The second commentary brings on board producer Lucas Foster, screenwriter Brian Helgeland, and Dakota Fanning in a more standard commentary about plot and character. While they discuss the differences between novel and screenplay, the presence of Fanning leads to some chat about how she found the film to work on and her preparation. Less fascinating than the Tony Scott commentary by far, it remains an interesting insight into the role of the producer – which is given a fair amount of air time – and I always find it somewhat engaging to listen to an actor describe her time on a project. Though I was somewhat surprised that the actor contribution here was made by the youngest cast member, she does have some interesting things to say.

The second disc has the remaining features, which are an solid mix of the engaging and the fluff. The biggest and most appealing feature is a massive documentary, Vengeance is Mine, which runs over 70 minutes. It’s broken into sections which you can select separately, but I just watched it through with ‘play all’. Cast and crew are interviewed in much more depth than you get in the standard ‘featurette’ and due to this – and the length allowed for this feature – there’s a wealth of intriguing information included here, and it’s definitely worth a watch. I particularly enjoyed hearing Dakota Fanning explaining her secret method of bringing out the tears…

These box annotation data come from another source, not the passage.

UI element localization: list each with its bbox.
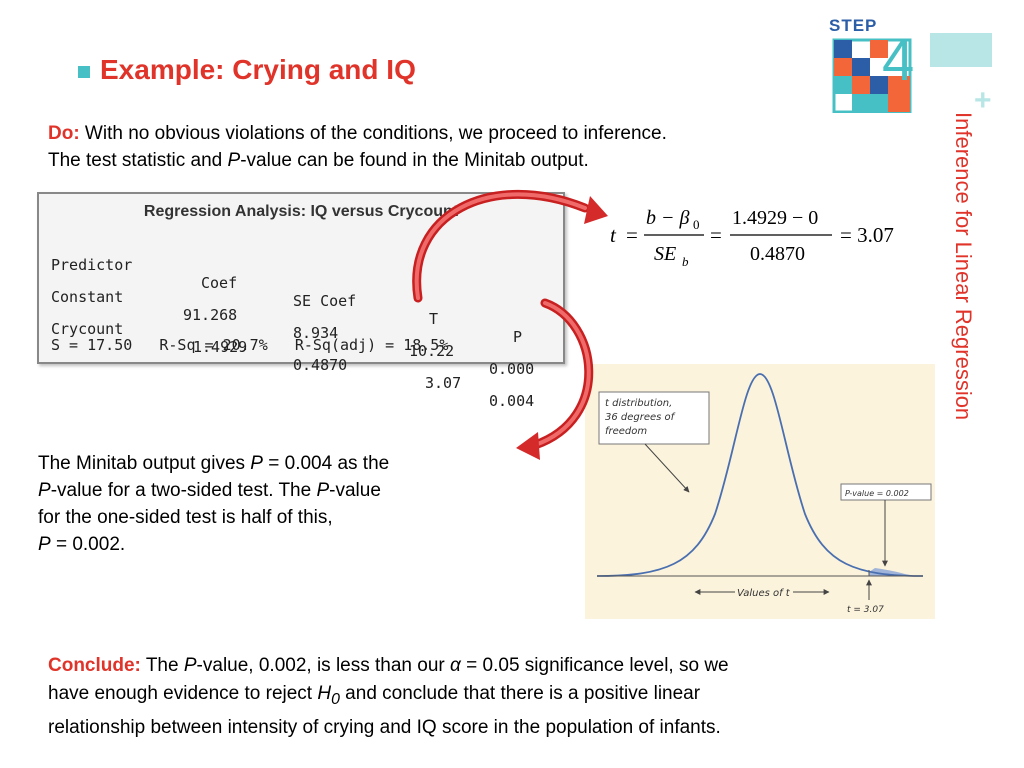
mt-text-4p: P — [38, 534, 51, 555]
cell-se-coef: 0.4870 — [293, 356, 348, 374]
conclude-h: H — [317, 683, 332, 704]
plus-glyph: + — [974, 84, 992, 113]
mt-text-1p: P — [250, 453, 263, 474]
cell-coef: 1.4929 — [193, 338, 248, 356]
formula-eq-2: = — [710, 223, 722, 247]
conclude-lead: Conclude: — [48, 655, 141, 676]
header-coef: Coef — [201, 274, 238, 292]
mt-text-2b: -value — [329, 480, 381, 501]
header-p: P — [513, 328, 523, 346]
cell-p: 0.004 — [489, 392, 535, 410]
cell-predictor: Crycount — [51, 320, 124, 338]
minitab-title: Regression Analysis: IQ versus Crycount — [143, 203, 459, 220]
step-word: STEP — [829, 16, 878, 35]
axis-label: Values of t — [737, 588, 791, 599]
conclude-2b: and conclude that there is a positive li… — [339, 683, 701, 704]
cell-predictor: Constant — [51, 288, 124, 306]
title-bullet — [78, 66, 90, 78]
table-row: Crycount 1.4929 0.4870 3.07 0.004 — [51, 302, 551, 410]
conclude-c: = 0.05 significance level, so we — [460, 655, 729, 676]
mt-text-2p2: P — [316, 480, 330, 501]
p-label-box — [840, 483, 932, 501]
formula-den-1: SE — [654, 243, 676, 265]
mt-text-2a: -value for a two-sided test. The — [50, 480, 317, 501]
cell-t: 10.22 — [409, 342, 455, 360]
mt-text-2p: P — [38, 480, 51, 501]
table-row: Constant 91.268 8.934 10.22 0.000 — [51, 270, 551, 378]
conclude-a: The — [140, 655, 184, 676]
formula-den-2: 0.4870 — [750, 243, 805, 265]
formula-num-2: 1.4929 − 0 — [732, 207, 818, 229]
step-logo: 4 + — [832, 28, 992, 113]
conclude-alpha: α — [450, 655, 461, 676]
header-t: T — [429, 310, 439, 328]
do-paragraph: Do: With no obvious violations of the co… — [48, 120, 908, 174]
conclude-p: P — [183, 655, 197, 676]
dist-label-box — [598, 391, 710, 445]
header-predictor: Predictor — [51, 256, 133, 274]
mt-text-3: for the one-sided test is half of this, — [38, 507, 333, 528]
header-se-coef: SE Coef — [293, 292, 357, 310]
do-text-2b: -value can be found in the Minitab outpu… — [240, 150, 589, 171]
minitab-output: Regression Analysis: IQ versus Crycount … — [37, 192, 565, 410]
t-statistic-formula: t = b − β 0 SE b = 1.4929 − 0 0.4870 = 3… — [610, 207, 894, 269]
t-value-label: t = 3.07 — [847, 605, 884, 615]
dist-label-1: t distribution, — [605, 398, 672, 409]
t-distribution-figure: t distribution, 36 degrees of freedom P-… — [585, 364, 935, 619]
formula-beta-sub: 0 — [693, 217, 700, 232]
formula-eq-1: = — [626, 223, 638, 247]
conclude-b: -value, 0.002, is less than our — [196, 655, 451, 676]
conclude-2a: have enough evidence to reject — [48, 683, 318, 704]
formula-t: t — [610, 223, 617, 247]
do-text-1: With no obvious violations of the condit… — [79, 123, 667, 144]
cell-p: 0.000 — [489, 360, 535, 378]
formula-num-1: b − β — [646, 207, 689, 229]
formula-den-1-sub: b — [682, 254, 689, 269]
t-curve — [596, 373, 924, 577]
step-number: 4 — [882, 28, 914, 93]
formula-result: = 3.07 — [840, 223, 894, 247]
conclude-h-sub: 0 — [331, 690, 340, 708]
conclude-paragraph: Conclude: The P-value, 0.002, is less th… — [48, 652, 988, 742]
do-text-2-italic: P — [227, 150, 241, 171]
mt-text-1a: The Minitab output gives — [38, 453, 251, 474]
mt-text-1b: = 0.004 as the — [262, 453, 390, 474]
do-lead: Do: — [48, 123, 80, 144]
page-title: Example: Crying and IQ — [100, 54, 416, 85]
cell-se-coef: 8.934 — [293, 324, 339, 342]
do-text-2a: The test statistic and — [48, 150, 228, 171]
conclude-3: relationship between intensity of crying… — [48, 716, 721, 738]
p-value-label: P-value = 0.002 — [845, 489, 909, 498]
dist-label-3: freedom — [605, 426, 647, 437]
side-label: Inference for Linear Regression — [951, 112, 976, 421]
minitab-paragraph: The Minitab output gives P = 0.004 as th… — [38, 450, 518, 558]
cell-t: 3.07 — [425, 374, 462, 392]
minitab-summary: S = 17.50 R-Sq = 20.7% R-Sq(adj) = 18.5% — [51, 336, 449, 354]
mt-text-4b: = 0.002. — [50, 534, 126, 555]
arrow-head-text — [516, 432, 540, 460]
minitab-header-row: Predictor Coef SE Coef T P — [51, 238, 551, 346]
cell-coef: 91.268 — [183, 306, 238, 324]
dist-label-2: 36 degrees of — [605, 412, 676, 423]
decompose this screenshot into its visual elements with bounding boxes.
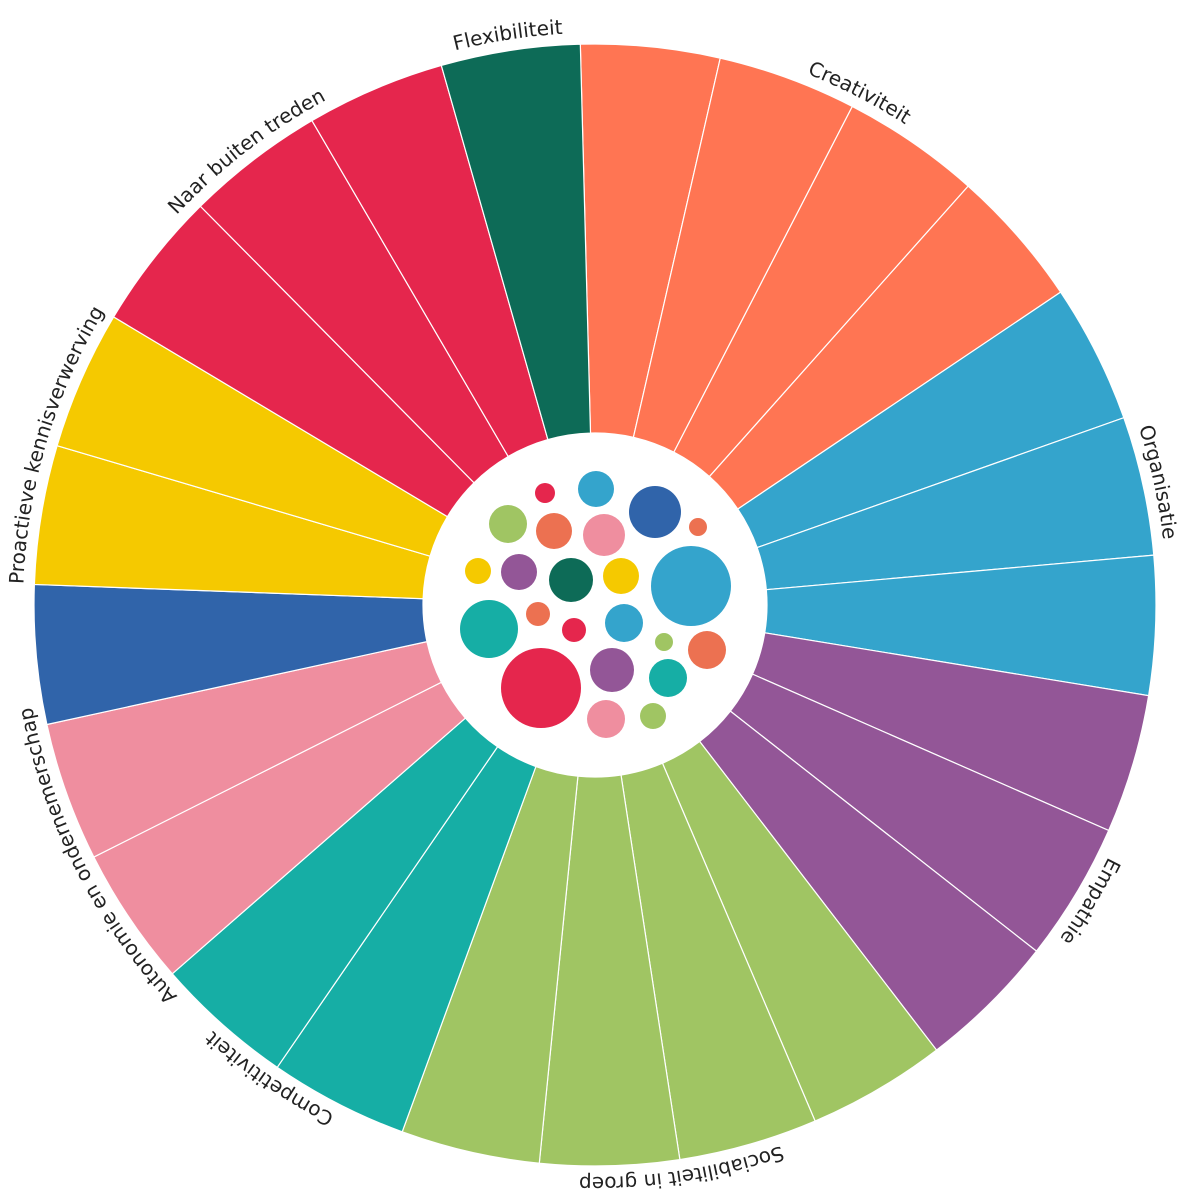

Another interesting extra is the multi-angle sequence of Pita’s abduction where the scene is shown from the various camera angles. There’s also the option of looking at the original storyboards. It’s always interesting to get a real insight into the work of director/editor and these kind of features definitely allow for this.

Deleted scenes have been limited to the ones Tony Scott thought were especially interesting to a viewer: ones which show other directions the film could have taken (including a romance element). Also included here is the alternate ending thought up by Denzel Washington. All of these can be watched with or without director commentary – which generally says why the scenes weren’t included, whether it be for timing, for plotline or simply to leave the viewer guessing. I’m glad to say that while interesting, in this case (and I can’t remember the last time this was 100% true) I was happy none of these scenes made it to the final cut. This is especially true of the alternate ending!

The extras are completed by a photo gallery, the music video for ‘Oye Coma Va’ and a thorough-looking list of trailers and TV spots.


Man on Fire is an extremely stylish film with an excellent cast and decent enough plotline to keep the viewer interested in the action. That being said, it’s quite violent, a little stereotypical and very few of the characters are particularly likeable. I enjoyed it more than I thought I would, however, and this special edition DVD package provides an excellent sound and video transfer of the film with a good, solid package of extras.